短い物語(ある家族について)

ずいぶん前、20歳近く歳の離れた彼がいた。
「彼」と「恋人」というと、若干意味合いが違う気がする。
この場合は「彼」が適切な気がする。
彼は、20歳近く年下だった。

彼の家族は、お母さんただ一人だった。
お母さんは、すごく仕事が出来て自分の会社を経営していて、
しかも芸術的な才能も持ち合わせた人だった。

お母さんは、豪華な一軒家に一匹の猫と暮らしていた。
猫は、お母さんと彼以外他人にはほぼ慣れていなかった。

数年過ぎた頃、お母さんは病気にかかり、それは絶望的なものだった。
私は彼に対して慰めようもなかったが、
彼はある意味それを受け止めていたようだった。
彼は困難な人生を歩んできた経緯もあり(幼少の頃のお父さんとの別れや、自身の大きな怪我)普通の人とは少し違う感覚だったと思う。
いつも本が友達であり、「別れ」や「死」に対して何か普通の人とは違う感覚を身に着けていたような印象がある。

彼も、彼のお母さんも、常識を逸している一面があった。
普通、20歳近く近く歳の離れた(しかも年上の)女性とはなかなか付き合わないし、紹介されたお母さんも普通に私を受け入れてくれた。

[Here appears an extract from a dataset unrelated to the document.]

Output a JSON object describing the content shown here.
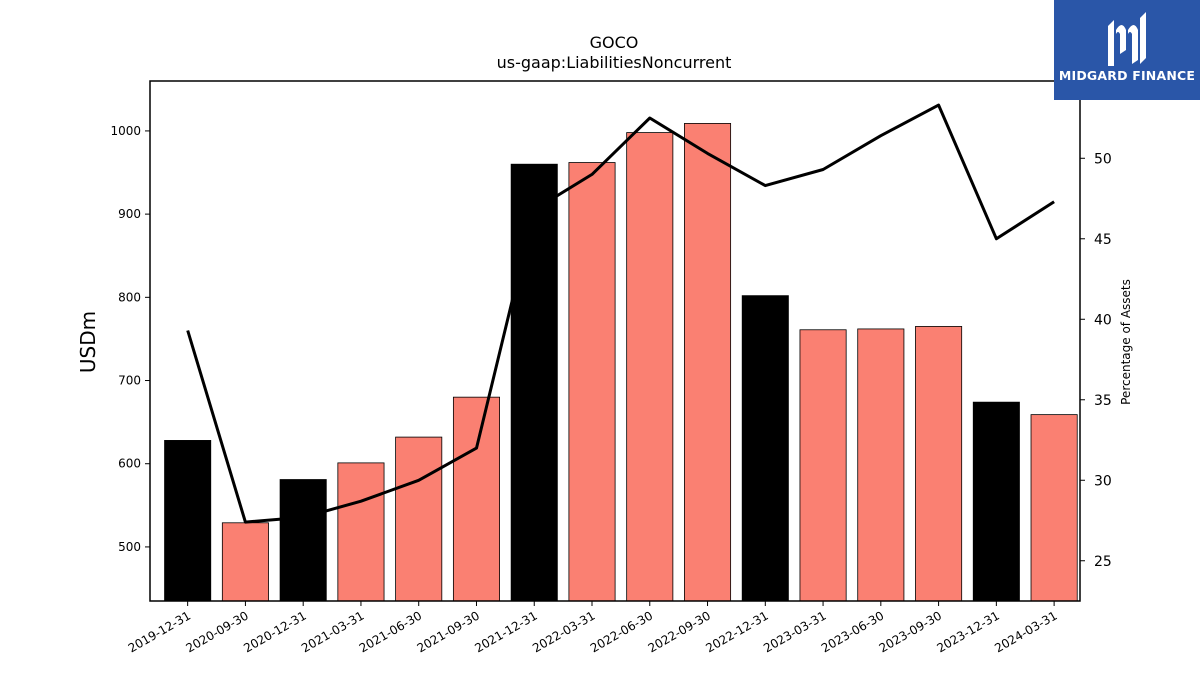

結局、お母さんは不治の病によって、平均的とは思えない歳で人生を終えることになった。
そして、それを機に、私と彼とは距離が遠くなってしまった。
結局のところ、私が会うべき人は彼のお母さんだったのだと、
後で気付いた。

お母さんが飼っていた猫はほとんど誰にも懐かなかったが、
猫が亡くなる寸前(そしてお母さんがその後亡くなることになるが)
抱っこさせてくれた。
その時の、猫の息遣いを今でもリアルに思い出せる。
今でも瞑想していて、自分の呼吸がまるでその猫の呼吸みたいに思いださせるのだ。

お母さんと猫と彼。小さな家族。
今でもそれは忘れられないひと時だ。

今、彼はちゃんと自分の家族を持ち、一般的に幸せな生活を営んでいる。
私は、彼がそうなるように(この先、天涯孤独にならないように)
普通の幸せを、まずは、手に入れて、それから自分の人生を歩けるように、
そうする手助けを出来た事に、感謝する。
それが私の役目だったのだと思える。
きっとずいぶん前(何百年、何千年も前)に、彼のお母さんと約束したのだろう。
お母さん、ありがとう。
約束、果たしましたよ。
彼はちゃんと家族を持って、地球での経験を味わっています。

お母さんは、私にとって誰だったのかな?
と、今でも思う。

そして、今でも愛している。心から、彼の小さな家族を。
彼と過ごした日々も。

どこかでこの物語を書かずにいられなかった。
読んでくれてありがとうございます。